Even before House passage of H.J.Res. 71, House Republicans had gone on record supporting preventing D.C. government shutdowns. In fiscal year 2013, a House Appropriations Committee report acknowledged the harms of a D.C. government shutdown and called on the authorizers to pass legislation to prevent D.C. government shutdowns. On October 1, 2013, during floor debate on H.J.Res. 71, Representative Hal Rogers, the chairman of the House Appropriations Committee, and Representative Ander Crenshaw, the chairman of the Appropriations Subcommittee on Financial Services and General Government, which has jurisdiction over D.C., both made a strong case for keeping the D.C. government open during federal government shutdowns. I will quote at length from their floor remarks. Chairman Crenshaw argued, "Now, the District of Columbia has passed their own fiscal year 2014 budget. The Mayor presented a budget to the city council. The city council debated that. The city council approved, and the city's independent chief financial officer certified the budget as balanced. So, therefore, the District's locally raised funds should not be withheld from them during this current Federal shutdown. This disagreement that the Republicans and the Democrats are having over Federal spending shouldn't stop the District from using its own locally raised funds like any other city in America. The District is currently using reserve balances to stay open. However, we can't expect the District of Columbia to deplete all of its cash reserves to make up for the Federal Government's inability to pass a Federal budget. We've got school teachers out there, we've got policemen, we've got firemen, we've got garbage collectors, we've got librarians, we've got all these city employees, and they're paid with D.C. local funds, and they should expect to be paid for their services. The citizens of the District of Columbia, they shouldn't suffer because Congress and the administration can't agree on a budget. So this continuing resolution fulfills our responsibility under the law to appropriate the District of Columbia their local funds….We shouldn't penalize the people of the District of Columbia because we can't come to some conclusion on our spending bills. We don't have to be here…."

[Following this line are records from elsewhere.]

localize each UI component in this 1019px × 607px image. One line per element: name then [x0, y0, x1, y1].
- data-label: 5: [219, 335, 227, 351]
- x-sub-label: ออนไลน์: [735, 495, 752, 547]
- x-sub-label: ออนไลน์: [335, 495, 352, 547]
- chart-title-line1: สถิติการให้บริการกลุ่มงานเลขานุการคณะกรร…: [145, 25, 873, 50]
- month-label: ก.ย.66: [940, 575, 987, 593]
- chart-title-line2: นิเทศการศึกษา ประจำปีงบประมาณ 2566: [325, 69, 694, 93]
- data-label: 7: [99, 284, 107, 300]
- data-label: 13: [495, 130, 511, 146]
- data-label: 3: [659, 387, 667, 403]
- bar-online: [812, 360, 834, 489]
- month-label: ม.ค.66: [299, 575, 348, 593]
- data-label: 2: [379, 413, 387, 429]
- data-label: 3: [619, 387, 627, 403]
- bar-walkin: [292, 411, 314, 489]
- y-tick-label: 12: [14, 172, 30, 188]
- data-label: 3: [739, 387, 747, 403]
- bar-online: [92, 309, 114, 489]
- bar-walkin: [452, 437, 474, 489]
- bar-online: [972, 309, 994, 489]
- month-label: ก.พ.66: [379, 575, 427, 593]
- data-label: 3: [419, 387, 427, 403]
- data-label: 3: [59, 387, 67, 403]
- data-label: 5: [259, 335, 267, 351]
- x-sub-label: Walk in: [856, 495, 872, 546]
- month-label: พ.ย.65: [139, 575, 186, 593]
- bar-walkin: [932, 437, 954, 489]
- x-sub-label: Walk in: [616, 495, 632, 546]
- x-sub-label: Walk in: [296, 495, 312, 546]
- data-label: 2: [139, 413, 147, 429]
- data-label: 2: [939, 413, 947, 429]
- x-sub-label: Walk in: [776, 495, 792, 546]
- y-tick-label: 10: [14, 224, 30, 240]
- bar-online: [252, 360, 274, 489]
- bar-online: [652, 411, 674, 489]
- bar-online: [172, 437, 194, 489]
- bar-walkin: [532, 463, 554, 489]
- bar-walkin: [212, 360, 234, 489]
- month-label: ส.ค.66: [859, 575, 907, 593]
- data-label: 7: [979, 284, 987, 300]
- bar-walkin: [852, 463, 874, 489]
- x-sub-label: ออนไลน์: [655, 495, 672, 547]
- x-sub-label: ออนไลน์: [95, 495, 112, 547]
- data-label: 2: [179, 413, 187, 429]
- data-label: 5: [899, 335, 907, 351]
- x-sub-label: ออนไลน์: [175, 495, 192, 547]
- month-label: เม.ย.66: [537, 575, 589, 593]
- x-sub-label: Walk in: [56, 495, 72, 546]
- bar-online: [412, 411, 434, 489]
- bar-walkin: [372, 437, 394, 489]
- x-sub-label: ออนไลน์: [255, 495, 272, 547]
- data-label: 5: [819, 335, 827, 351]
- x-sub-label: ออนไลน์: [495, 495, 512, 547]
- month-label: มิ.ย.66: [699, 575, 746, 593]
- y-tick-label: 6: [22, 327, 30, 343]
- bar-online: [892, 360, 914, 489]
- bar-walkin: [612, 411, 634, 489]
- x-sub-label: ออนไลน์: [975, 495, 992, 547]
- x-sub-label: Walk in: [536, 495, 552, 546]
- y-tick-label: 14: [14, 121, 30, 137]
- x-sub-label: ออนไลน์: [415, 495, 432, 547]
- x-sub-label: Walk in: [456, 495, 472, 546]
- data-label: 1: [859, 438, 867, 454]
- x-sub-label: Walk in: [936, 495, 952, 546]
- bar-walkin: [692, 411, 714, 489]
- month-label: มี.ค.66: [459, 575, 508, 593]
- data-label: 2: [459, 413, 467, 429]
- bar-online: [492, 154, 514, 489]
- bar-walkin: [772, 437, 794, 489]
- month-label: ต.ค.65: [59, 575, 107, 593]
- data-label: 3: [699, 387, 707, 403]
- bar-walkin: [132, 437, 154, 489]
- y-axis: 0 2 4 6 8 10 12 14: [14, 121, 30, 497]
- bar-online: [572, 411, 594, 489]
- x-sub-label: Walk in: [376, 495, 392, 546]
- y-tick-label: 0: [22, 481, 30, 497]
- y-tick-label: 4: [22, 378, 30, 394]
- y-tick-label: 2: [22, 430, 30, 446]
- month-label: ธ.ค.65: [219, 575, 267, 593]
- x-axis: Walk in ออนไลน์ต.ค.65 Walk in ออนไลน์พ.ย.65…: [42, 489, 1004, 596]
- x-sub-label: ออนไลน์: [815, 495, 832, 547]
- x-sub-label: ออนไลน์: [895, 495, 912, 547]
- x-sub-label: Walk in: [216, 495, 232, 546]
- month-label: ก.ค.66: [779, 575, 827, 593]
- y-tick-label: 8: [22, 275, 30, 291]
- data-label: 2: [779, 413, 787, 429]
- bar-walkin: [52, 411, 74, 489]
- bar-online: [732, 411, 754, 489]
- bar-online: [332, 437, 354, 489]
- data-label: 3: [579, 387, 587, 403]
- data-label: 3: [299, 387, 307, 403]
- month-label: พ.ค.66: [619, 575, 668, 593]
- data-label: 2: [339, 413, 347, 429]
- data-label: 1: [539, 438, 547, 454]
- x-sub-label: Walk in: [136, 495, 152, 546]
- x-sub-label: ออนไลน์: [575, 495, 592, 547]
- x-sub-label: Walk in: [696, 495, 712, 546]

Chairman Rogers similarly said, "These funds will support critical District programs that its people rely on--law enforcement, safety, schools, and other essential municipal activities. I can't believe that I'm hearing opposition to this from that side of the aisle--or any side of any aisle."

If the District of Columbia government exhausts its previously appropriated contingency funds, a federal government shutdown on December 15, 2013, would bring this large, complicated city to its knees. If the District government shuts down, basic state and municipal services would cease or be curtailed. Not only do the more than 600,000 D.C. residents rely on these services, but so do our constituents who visit or work in the city, private sector businesses, federal officials, federal buildings and foreign embassies. District financing agreements could be terminated, further impacting city services and sending the city's borrowing costs soaring. Furthermore, successive CRs greatly hinder the operations of the District government. Not only do they make it difficult for the city to plan its activities for the year, successive CRs greatly increase the city's costs of doing business. The city's partners, from Wall Street to small vendors, may charge it a risk premium due to the uncertainty created by successive CRs.

I urge you to follow the precedent the House set in passing H.J.Res. 71 and adopt my amendment to prevent a D.C. government shutdown in fiscal year 2014.